Any lingering doubts that Superman has about whether or not he should compete are put aside when Rogan unveils the prize for the winner: A giant “power-crystal” that will provide the winner’s planet with limitless energy. With the benefits to Earth outweighing his desire to go back home and have a nap, Superman finally agrees to actually participate in the story that’s going on here, and we move on to that most iconic of Olympic sports: Bowling!
It was at this point that I really started to wonder if Leo Dorfman had ever actually seen or heard of the Olympics.
Considering the super-feats that our hero is able to pull off on a daily basis, a quick round of super-bowling should be a cinch. When he finally gets his shot at the game, however, Superman drops the ball. Literally.
Just in case it wasn’t already hard enough to like Superman in this story, he immediately starts complaining about Red Suns and Kryptonite, only to find that Vorn is a 100 percent Kryptonite-Free environment that orbits a yellow sun. It looks like Superman only has himself to blame, but he still has two more events to make up for it. That’s how long the Olympics are, right? Three events? That sounds right.
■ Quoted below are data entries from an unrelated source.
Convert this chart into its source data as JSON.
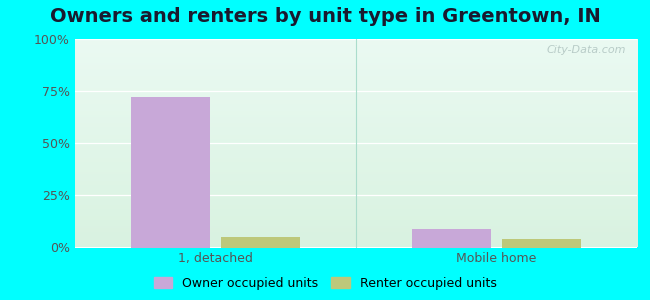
{
  "title": "Owners and renters by unit type in Greentown, IN",
  "categories": [
    "1, detached",
    "Mobile home"
  ],
  "owner_values": [
    72,
    9
  ],
  "renter_values": [
    5,
    4
  ],
  "owner_color": "#c8a8d8",
  "renter_color": "#bdc87a",
  "bar_width": 0.28,
  "ylim": [
    0,
    100
  ],
  "yticks": [
    0,
    25,
    50,
    75,
    100
  ],
  "ytick_labels": [
    "0%",
    "25%",
    "50%",
    "75%",
    "100%"
  ],
  "bg_color_topleft": "#d0ede8",
  "bg_color_topright": "#f0f8f0",
  "bg_color_bottomleft": "#d8f0e0",
  "bg_color_bottomright": "#f8fff0",
  "outer_background": "#00ffff",
  "watermark": "City-Data.com",
  "legend_owner": "Owner occupied units",
  "legend_renter": "Renter occupied units",
  "title_fontsize": 14,
  "tick_fontsize": 9,
  "legend_fontsize": 9,
  "grid_color": "#ffffff",
  "separator_color": "#aaddcc"
}
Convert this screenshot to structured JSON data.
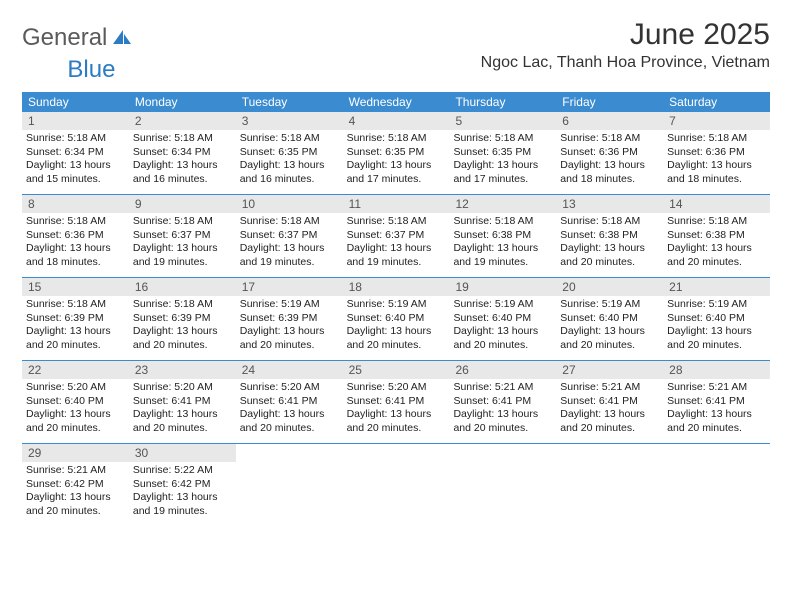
{
  "brand": {
    "part1": "General",
    "part2": "Blue"
  },
  "header": {
    "title": "June 2025",
    "location": "Ngoc Lac, Thanh Hoa Province, Vietnam"
  },
  "colors": {
    "header_bar": "#3a8bd0",
    "daynum_bg": "#e8e8e8",
    "brand_blue": "#2b7cc4",
    "text": "#1a1a1a"
  },
  "weekdays": [
    "Sunday",
    "Monday",
    "Tuesday",
    "Wednesday",
    "Thursday",
    "Friday",
    "Saturday"
  ],
  "days": [
    {
      "n": "1",
      "sunrise": "Sunrise: 5:18 AM",
      "sunset": "Sunset: 6:34 PM",
      "daylight": "Daylight: 13 hours and 15 minutes."
    },
    {
      "n": "2",
      "sunrise": "Sunrise: 5:18 AM",
      "sunset": "Sunset: 6:34 PM",
      "daylight": "Daylight: 13 hours and 16 minutes."
    },
    {
      "n": "3",
      "sunrise": "Sunrise: 5:18 AM",
      "sunset": "Sunset: 6:35 PM",
      "daylight": "Daylight: 13 hours and 16 minutes."
    },
    {
      "n": "4",
      "sunrise": "Sunrise: 5:18 AM",
      "sunset": "Sunset: 6:35 PM",
      "daylight": "Daylight: 13 hours and 17 minutes."
    },
    {
      "n": "5",
      "sunrise": "Sunrise: 5:18 AM",
      "sunset": "Sunset: 6:35 PM",
      "daylight": "Daylight: 13 hours and 17 minutes."
    },
    {
      "n": "6",
      "sunrise": "Sunrise: 5:18 AM",
      "sunset": "Sunset: 6:36 PM",
      "daylight": "Daylight: 13 hours and 18 minutes."
    },
    {
      "n": "7",
      "sunrise": "Sunrise: 5:18 AM",
      "sunset": "Sunset: 6:36 PM",
      "daylight": "Daylight: 13 hours and 18 minutes."
    },
    {
      "n": "8",
      "sunrise": "Sunrise: 5:18 AM",
      "sunset": "Sunset: 6:36 PM",
      "daylight": "Daylight: 13 hours and 18 minutes."
    },
    {
      "n": "9",
      "sunrise": "Sunrise: 5:18 AM",
      "sunset": "Sunset: 6:37 PM",
      "daylight": "Daylight: 13 hours and 19 minutes."
    },
    {
      "n": "10",
      "sunrise": "Sunrise: 5:18 AM",
      "sunset": "Sunset: 6:37 PM",
      "daylight": "Daylight: 13 hours and 19 minutes."
    },
    {
      "n": "11",
      "sunrise": "Sunrise: 5:18 AM",
      "sunset": "Sunset: 6:37 PM",
      "daylight": "Daylight: 13 hours and 19 minutes."
    },
    {
      "n": "12",
      "sunrise": "Sunrise: 5:18 AM",
      "sunset": "Sunset: 6:38 PM",
      "daylight": "Daylight: 13 hours and 19 minutes."
    },
    {
      "n": "13",
      "sunrise": "Sunrise: 5:18 AM",
      "sunset": "Sunset: 6:38 PM",
      "daylight": "Daylight: 13 hours and 20 minutes."
    },
    {
      "n": "14",
      "sunrise": "Sunrise: 5:18 AM",
      "sunset": "Sunset: 6:38 PM",
      "daylight": "Daylight: 13 hours and 20 minutes."
    },
    {
      "n": "15",
      "sunrise": "Sunrise: 5:18 AM",
      "sunset": "Sunset: 6:39 PM",
      "daylight": "Daylight: 13 hours and 20 minutes."
    },
    {
      "n": "16",
      "sunrise": "Sunrise: 5:18 AM",
      "sunset": "Sunset: 6:39 PM",
      "daylight": "Daylight: 13 hours and 20 minutes."
    },
    {
      "n": "17",
      "sunrise": "Sunrise: 5:19 AM",
      "sunset": "Sunset: 6:39 PM",
      "daylight": "Daylight: 13 hours and 20 minutes."
    },
    {
      "n": "18",
      "sunrise": "Sunrise: 5:19 AM",
      "sunset": "Sunset: 6:40 PM",
      "daylight": "Daylight: 13 hours and 20 minutes."
    },
    {
      "n": "19",
      "sunrise": "Sunrise: 5:19 AM",
      "sunset": "Sunset: 6:40 PM",
      "daylight": "Daylight: 13 hours and 20 minutes."
    },
    {
      "n": "20",
      "sunrise": "Sunrise: 5:19 AM",
      "sunset": "Sunset: 6:40 PM",
      "daylight": "Daylight: 13 hours and 20 minutes."
    },
    {
      "n": "21",
      "sunrise": "Sunrise: 5:19 AM",
      "sunset": "Sunset: 6:40 PM",
      "daylight": "Daylight: 13 hours and 20 minutes."
    },
    {
      "n": "22",
      "sunrise": "Sunrise: 5:20 AM",
      "sunset": "Sunset: 6:40 PM",
      "daylight": "Daylight: 13 hours and 20 minutes."
    },
    {
      "n": "23",
      "sunrise": "Sunrise: 5:20 AM",
      "sunset": "Sunset: 6:41 PM",
      "daylight": "Daylight: 13 hours and 20 minutes."
    },
    {
      "n": "24",
      "sunrise": "Sunrise: 5:20 AM",
      "sunset": "Sunset: 6:41 PM",
      "daylight": "Daylight: 13 hours and 20 minutes."
    },
    {
      "n": "25",
      "sunrise": "Sunrise: 5:20 AM",
      "sunset": "Sunset: 6:41 PM",
      "daylight": "Daylight: 13 hours and 20 minutes."
    },
    {
      "n": "26",
      "sunrise": "Sunrise: 5:21 AM",
      "sunset": "Sunset: 6:41 PM",
      "daylight": "Daylight: 13 hours and 20 minutes."
    },
    {
      "n": "27",
      "sunrise": "Sunrise: 5:21 AM",
      "sunset": "Sunset: 6:41 PM",
      "daylight": "Daylight: 13 hours and 20 minutes."
    },
    {
      "n": "28",
      "sunrise": "Sunrise: 5:21 AM",
      "sunset": "Sunset: 6:41 PM",
      "daylight": "Daylight: 13 hours and 20 minutes."
    },
    {
      "n": "29",
      "sunrise": "Sunrise: 5:21 AM",
      "sunset": "Sunset: 6:42 PM",
      "daylight": "Daylight: 13 hours and 20 minutes."
    },
    {
      "n": "30",
      "sunrise": "Sunrise: 5:22 AM",
      "sunset": "Sunset: 6:42 PM",
      "daylight": "Daylight: 13 hours and 19 minutes."
    }
  ]
}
Fortunately for Dorfman’s street cred, the next event is a little closer to something you’d actually see in the games, just taken to a totally awesome extreme:
Don’t get me wrong, Michael Phelps is great and all, but until he can win a race while also punching out a Kraken, he can’t tell me nothin’.
Unfortunately, while Boscar and Borko are slugging out sea monsters left and right, Superman’s second stab at competition goes even worse than his first…
…as he’s stopped cold by a giant pink clam and then berated by his high school girlfriend for being a disappointment. Take note, anyone writing a term paper about sexual frustration imagery in pop culture: You can have that one for free.
Hell, take this one while you’re at it:
Yes, Superman is also a washout at the blindfolded javelin toss, and before things can get even more embarrassingly phallic, Rogan finally disqualifies him for being awful. Thus, Superman is booted off the planet and forced into a long ride back home with Lana.
So what gives, Superman? How come you suck so bad at sports?
Well, as you might expect if you’ve ever read a Silver Age Superman story in your life, the whole thing was a hoax! The events were rigged in favor of Borko and Boscar, and while Superman still could’ve won them had he given it the ol’ college try, the alleged “power crystal” would’ve absorbed his energy to power Rogan’s time-traveling asteroid spaceship so that the three crooks could escape to the future. I know, I know: How did we not see that coming?
Fortunately for Superman, he was able to suss out the plan immediately and foiled it by halfassing his way through the competition until he was able to sic the Space Police on them, apparently choosing to do this instead of rounding up the crooks himself because… of… reasons?
Whatever. What matters is that when this year’s Olympics come around, always remember that they’re probably just an elaborate hoax designed to drain your life-force. And remember, kids: Never, ever try your best!